3. Lewis holds up a mirror to us—in this case, through the earnest observations of sinless alien species and their angelic rulers—and reveals our undeniable fallenness, both at the individual and at the civilizational level. (In this case, the theme of his fiction is "sin is real, it's inside of all of us, and you know it's true.") His extraterrestrial creatures are constantly dumbfounded by the everyday goings-on of earthlings, and that dumbfoundedness is a cue to the reader: why aren't you similarly bothered or surprised? Our fear of death, our denial of God, our fears of one another, our indefensible mistreatment of our neighbors, the quantity of time and energy we spend on worthless matters ... it is difficult to listen to Ransom's interlocutors without turning on yourself in the somber realization that you're implicated, indicted even, by their speech.

4. Continuing that theme, Lewis has no time for the insipid platitudes of technocratic modernity. The evil men whom Ransom battles are, in the end, hollowed out by the nihilism of cultural-scientific self-preservation, while lacking any guiding principles—not even the well-being of humanity as such—that might garner qualified praise as splendid vices. Knowledge for the sake of power for the sake of perpetuation of knowledge for the sake of power for the sake of ... until kingdom come. Lewis may be guilty of nostalgia at times, but he knows the problems of his day, not at the surface, but at the root; or rather, in the sickness of soul that drives soul-denying men to seek immortality at all costs. The narrative function of beauty in "the heavens" of "space" in the Trilogy drives this home: knowledge without wonder is finally the libido dominandi, now naked yet "clothed" in society's approbation.
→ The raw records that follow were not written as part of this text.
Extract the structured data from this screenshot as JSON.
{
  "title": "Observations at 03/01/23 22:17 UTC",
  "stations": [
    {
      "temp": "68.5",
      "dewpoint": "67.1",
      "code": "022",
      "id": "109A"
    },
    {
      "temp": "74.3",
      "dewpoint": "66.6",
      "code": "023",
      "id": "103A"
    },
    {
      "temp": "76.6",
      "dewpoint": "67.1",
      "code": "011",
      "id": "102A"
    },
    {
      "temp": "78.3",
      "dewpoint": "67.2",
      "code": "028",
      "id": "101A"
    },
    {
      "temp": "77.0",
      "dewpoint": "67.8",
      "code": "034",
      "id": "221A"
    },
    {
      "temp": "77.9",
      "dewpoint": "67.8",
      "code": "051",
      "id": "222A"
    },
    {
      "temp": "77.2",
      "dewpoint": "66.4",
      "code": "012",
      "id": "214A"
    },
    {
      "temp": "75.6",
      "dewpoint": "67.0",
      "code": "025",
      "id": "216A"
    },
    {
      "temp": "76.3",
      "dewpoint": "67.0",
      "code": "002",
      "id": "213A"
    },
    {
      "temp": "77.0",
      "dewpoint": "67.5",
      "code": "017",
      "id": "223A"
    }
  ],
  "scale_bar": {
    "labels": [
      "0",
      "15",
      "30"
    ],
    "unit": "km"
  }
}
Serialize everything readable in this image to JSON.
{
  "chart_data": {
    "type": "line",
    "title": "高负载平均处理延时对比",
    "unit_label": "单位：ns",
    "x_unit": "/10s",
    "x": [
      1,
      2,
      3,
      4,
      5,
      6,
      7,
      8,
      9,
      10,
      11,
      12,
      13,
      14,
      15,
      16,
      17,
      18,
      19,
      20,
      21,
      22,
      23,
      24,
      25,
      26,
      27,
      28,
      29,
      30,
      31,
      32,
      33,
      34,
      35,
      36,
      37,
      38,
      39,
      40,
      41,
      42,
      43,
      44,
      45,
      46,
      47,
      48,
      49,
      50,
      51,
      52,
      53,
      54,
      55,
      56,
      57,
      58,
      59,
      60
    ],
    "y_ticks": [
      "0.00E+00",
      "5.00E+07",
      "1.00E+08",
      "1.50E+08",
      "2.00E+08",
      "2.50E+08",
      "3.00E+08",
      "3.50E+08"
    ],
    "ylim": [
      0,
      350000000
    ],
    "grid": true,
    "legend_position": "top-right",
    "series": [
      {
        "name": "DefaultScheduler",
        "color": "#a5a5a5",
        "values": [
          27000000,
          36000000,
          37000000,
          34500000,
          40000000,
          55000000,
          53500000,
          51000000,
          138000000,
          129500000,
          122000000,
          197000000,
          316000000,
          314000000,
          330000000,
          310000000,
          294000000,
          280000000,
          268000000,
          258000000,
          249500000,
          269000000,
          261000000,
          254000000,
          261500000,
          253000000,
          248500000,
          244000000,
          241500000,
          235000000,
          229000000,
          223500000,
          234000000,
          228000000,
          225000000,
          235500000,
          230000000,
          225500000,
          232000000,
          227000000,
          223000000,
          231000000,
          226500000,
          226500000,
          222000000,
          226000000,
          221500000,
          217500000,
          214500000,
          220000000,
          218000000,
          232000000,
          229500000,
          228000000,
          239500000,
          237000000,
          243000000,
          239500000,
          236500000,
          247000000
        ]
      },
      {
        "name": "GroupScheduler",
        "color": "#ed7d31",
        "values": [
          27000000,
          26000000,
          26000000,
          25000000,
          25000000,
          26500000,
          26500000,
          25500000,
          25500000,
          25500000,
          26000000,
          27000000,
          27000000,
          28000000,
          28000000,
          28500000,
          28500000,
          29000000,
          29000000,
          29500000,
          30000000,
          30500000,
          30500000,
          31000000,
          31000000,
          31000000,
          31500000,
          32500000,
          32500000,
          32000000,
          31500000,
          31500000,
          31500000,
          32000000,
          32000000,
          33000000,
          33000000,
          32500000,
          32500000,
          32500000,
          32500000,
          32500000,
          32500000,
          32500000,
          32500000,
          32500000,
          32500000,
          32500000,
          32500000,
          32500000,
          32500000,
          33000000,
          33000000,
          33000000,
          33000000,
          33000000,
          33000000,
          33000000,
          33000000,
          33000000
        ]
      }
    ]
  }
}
This is the enemy to be resisted to the end.

5. Lewis's Space Trilogy works also—as so many interplanetary stories do—as an allegory or metaphor for imperialism, and although Lewis was guilty of many of the biases and prejudices of his day, he knew that colonization and domination of other peoples and cultures was an offense against God and the fruit of original sin. Moreover, closer to his literary expertise, he knew the extent to which such domination is often an expression of ignorance and impotence, the exercise of force masking the insecurity of a fearful people. Culturally this expresses itself in a parochialism both of space and of time; Lewis termed the latter "chronological snobbery." Just as the European peoples thought themselves superior to peoples from other continents, so they (and others) thought (and think) themselves superior to people from the past. The two are related and inseparable: when Ransom listens to Oyarsa, part of his instruction consists of unlearning the modern prejudice against "difference," whether found across the sea or across the ages.

6. Finally, Lewis the theologian always emerges in dialogue between (say) his former self, Ransom, and his would-be present self, the unbent creatures of Malacandra or their eldila or Oyarsa himself. I long to read these stories with my children because those dialogues will themselves be occasions for them to hear ancient spiritual truths articulated in the clearest, freshest of ways. How odd: to hear the gospel lucidly spoken by being made strange on the lips of alien beings in a fictional novel. But when we find ourselves loving C. S. Lewis's novels, that's just one of the many reasons why we love them.